Farmers protest at Cowbridge Market closure

Farmers are furious about the planned closure of a 200-year-old market in Wales.
Protesters came together on Friday afternoon (13 April) to vent their fury over the possible closure of Cowbridge Market in the Vale of Glamorgan.
The market is the latest to fall victim to ale of Glamorgan Council’s plans to redevelop town centre market sites.
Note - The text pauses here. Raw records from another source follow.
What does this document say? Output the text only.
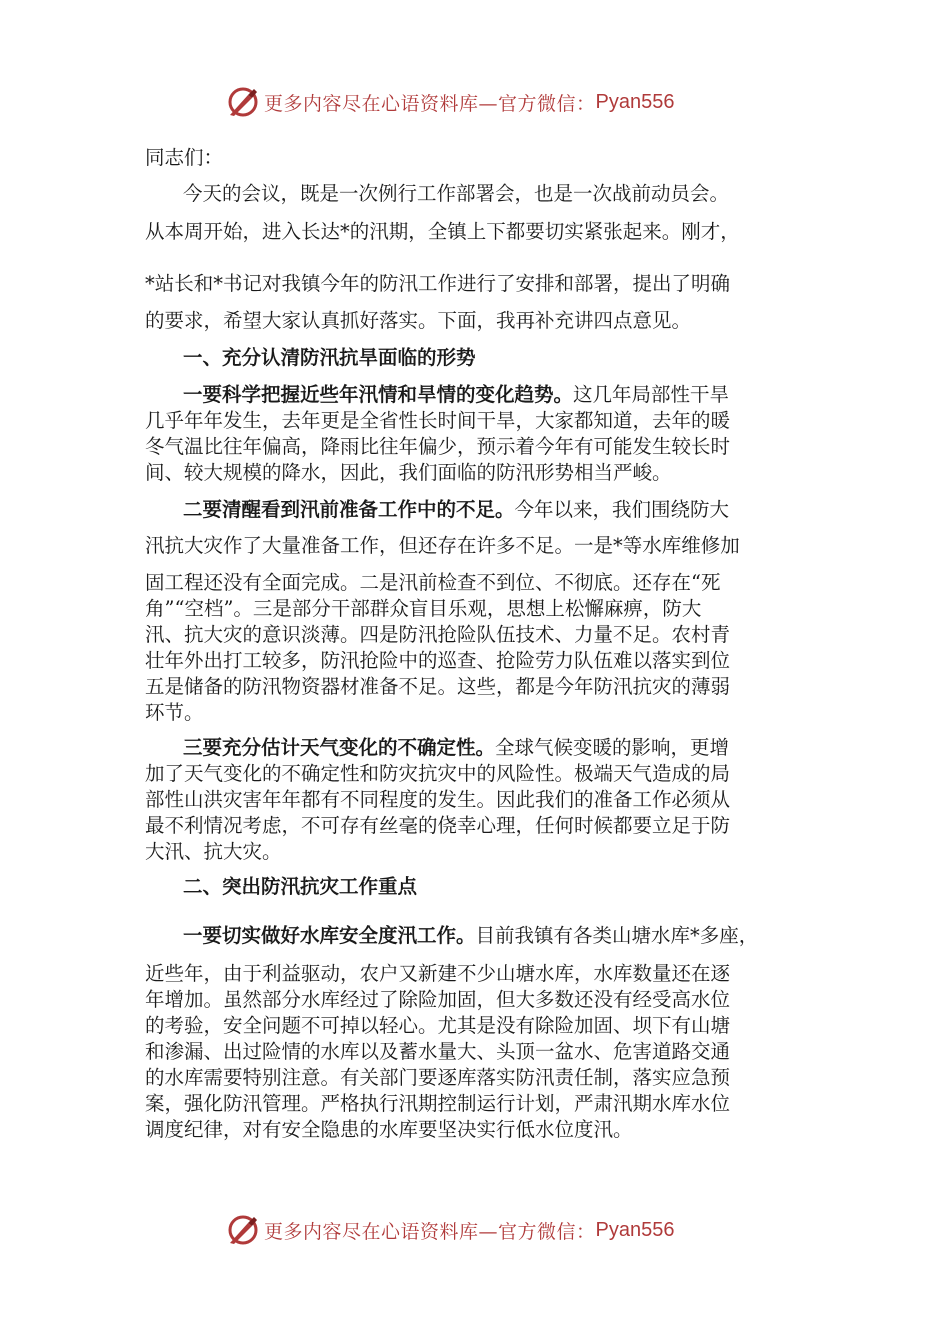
更多内容尽在心语资料库—官方微信： Pyan556
同志们：
今天的会议，既是一次例行工作部署会，也是一次战前动员会。
从本周开始，进入长达*的汛期，全镇上下都要切实紧张起来。刚才，
*站长和*书记对我镇今年的防汛工作进行了安排和部署，提出了明确
的要求，希望大家认真抓好落实。下面，我再补充讲四点意见。
一、充分认清防汛抗旱面临的形势
一要科学把握近些年汛情和旱情的变化趋势。这几年局部性干旱
几乎年年发生，去年更是全省性长时间干旱，大家都知道，去年的暖
冬气温比往年偏高，降雨比往年偏少，预示着今年有可能发生较长时
间、较大规模的降水，因此，我们面临的防汛形势相当严峻。
二要清醒看到汛前准备工作中的不足。今年以来，我们围绕防大
汛抗大灾作了大量准备工作，但还存在许多不足。一是*等水库维修加
固工程还没有全面完成。二是汛前检查不到位、不彻底。还存在“死
角”“空档”。三是部分干部群众盲目乐观，思想上松懈麻痹，防大
汛、抗大灾的意识淡薄。四是防汛抢险队伍技术、力量不足。农村青
壮年外出打工较多，防汛抢险中的巡查、抢险劳力队伍难以落实到位
五是储备的防汛物资器材准备不足。这些，都是今年防汛抗灾的薄弱
环节。
三要充分估计天气变化的不确定性。全球气候变暖的影响，更增
加了天气变化的不确定性和防灾抗灾中的风险性。极端天气造成的局
部性山洪灾害年年都有不同程度的发生。因此我们的准备工作必须从
最不利情况考虑，不可存有丝毫的侥幸心理，任何时候都要立足于防
大汛、抗大灾。
二、突出防汛抗灾工作重点
一要切实做好水库安全度汛工作。目前我镇有各类山塘水库*多座，
近些年，由于利益驱动，农户又新建不少山塘水库，水库数量还在逐
年增加。虽然部分水库经过了除险加固，但大多数还没有经受高水位
的考验，安全问题不可掉以轻心。尤其是没有除险加固、坝下有山塘
和渗漏、出过险情的水库以及蓄水量大、头顶一盆水、危害道路交通
的水库需要特别注意。有关部门要逐库落实防汛责任制，落实应急预
案，强化防汛管理。严格执行汛期控制运行计划，严肃汛期水库水位
调度纪律，对有安全隐患的水库要坚决实行低水位度汛。
更多内容尽在心语资料库—官方微信： Pyan556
The council is proposing to build a new residential site in its place.
Owned by the council, the site is leased to operators Herbert R Thomas and Watts & Morgan, who reopened the market in 2008, seven years after it was closed down after the foot-and-mouth outbreak.
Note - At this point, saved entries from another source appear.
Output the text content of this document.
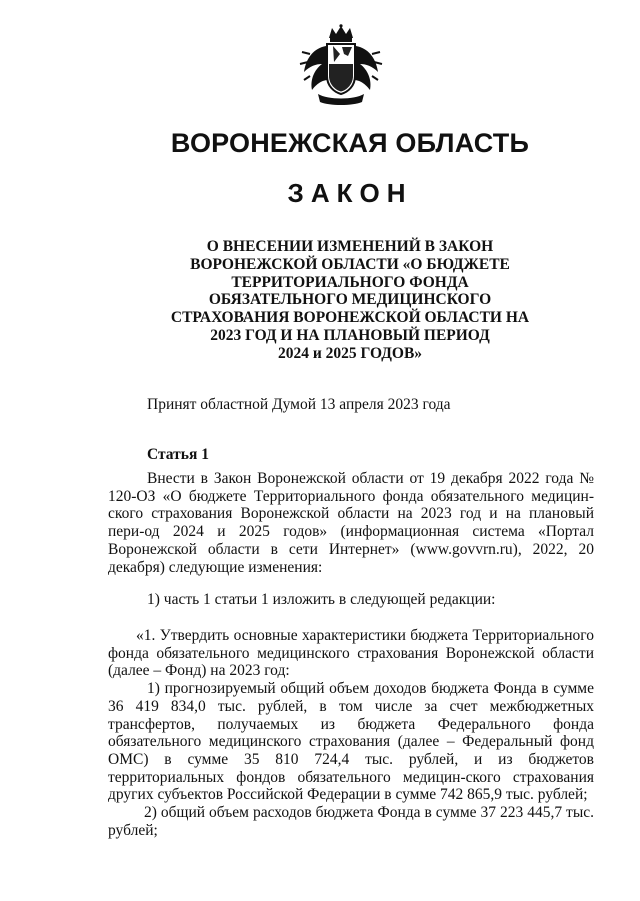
ВОРОНЕЖСКАЯ ОБЛАСТЬ
ЗАКОН
О ВНЕСЕНИИ ИЗМЕНЕНИЙ В ЗАКОН
ВОРОНЕЖСКОЙ ОБЛАСТИ «О БЮДЖЕТЕ
ТЕРРИТОРИАЛЬНОГО ФОНДА
ОБЯЗАТЕЛЬНОГО МЕДИЦИНСКОГО
СТРАХОВАНИЯ ВОРОНЕЖСКОЙ ОБЛАСТИ НА
2023 ГОД И НА ПЛАНОВЫЙ ПЕРИОД
2024 и 2025 ГОДОВ»
Принят областной Думой 13 апреля 2023 года
Статья 1

Внести в Закон Воронежской области от 19 декабря 2022 года № 120-ОЗ «О бюджете Территориального фонда обязательного медицин-ского страхования Воронежской области на 2023 год и на плановый пери-од 2024 и 2025 годов» (информационная система «Портал Воронежской области в сети Интернет» (www.govvrn.ru), 2022, 20 декабря) следующие изменения:

1) часть 1 статьи 1 изложить в следующей редакции:

«1. Утвердить основные характеристики бюджета Территориального фонда обязательного медицинского страхования Воронежской области (далее – Фонд) на 2023 год:

1) прогнозируемый общий объем доходов бюджета Фонда в сумме 36 419 834,0 тыс. рублей, в том числе за счет межбюджетных трансфертов, получаемых из бюджета Федерального фонда обязательного медицинского страхования (далее – Федеральный фонд ОМС) в сумме 35 810 724,4 тыс. рублей, и из бюджетов территориальных фондов обязательного медицин-ского страхования других субъектов Российской Федерации в сумме 742 865,9 тыс. рублей;

2) общий объем расходов бюджета Фонда в сумме 37 223 445,7 тыс. рублей;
Under the council’s local development plan, the site has been earmarked for residential development and public car parking, with a new market planned at St Mary Hill five miles away.
However, protestors claim the closure of the market, which holds weekly sheep and cattle sales, will devastate the town, and that the council is showing little willing to reinvest the money in a new market.
In the absence of a replacement mart, farmers would have to travel 45 miles to Abergavenny Market, which in itself is likely to be developed into a controversial supermarket site following the repeal of ancient laws which required the local Council to provide a market in the town centre.
“The Leader of the Council held a meeting late last year with farming representatives and other interested parties on the future of a cattle market in the Vale of Glamorgan,” said a council spokesperson.
“Feedback is still awaited from those representatives that attended the meeting. The leader is a strong supporter of the farming community and is committed into appropriate and meaningful discussion with interested parties on the future of the site.”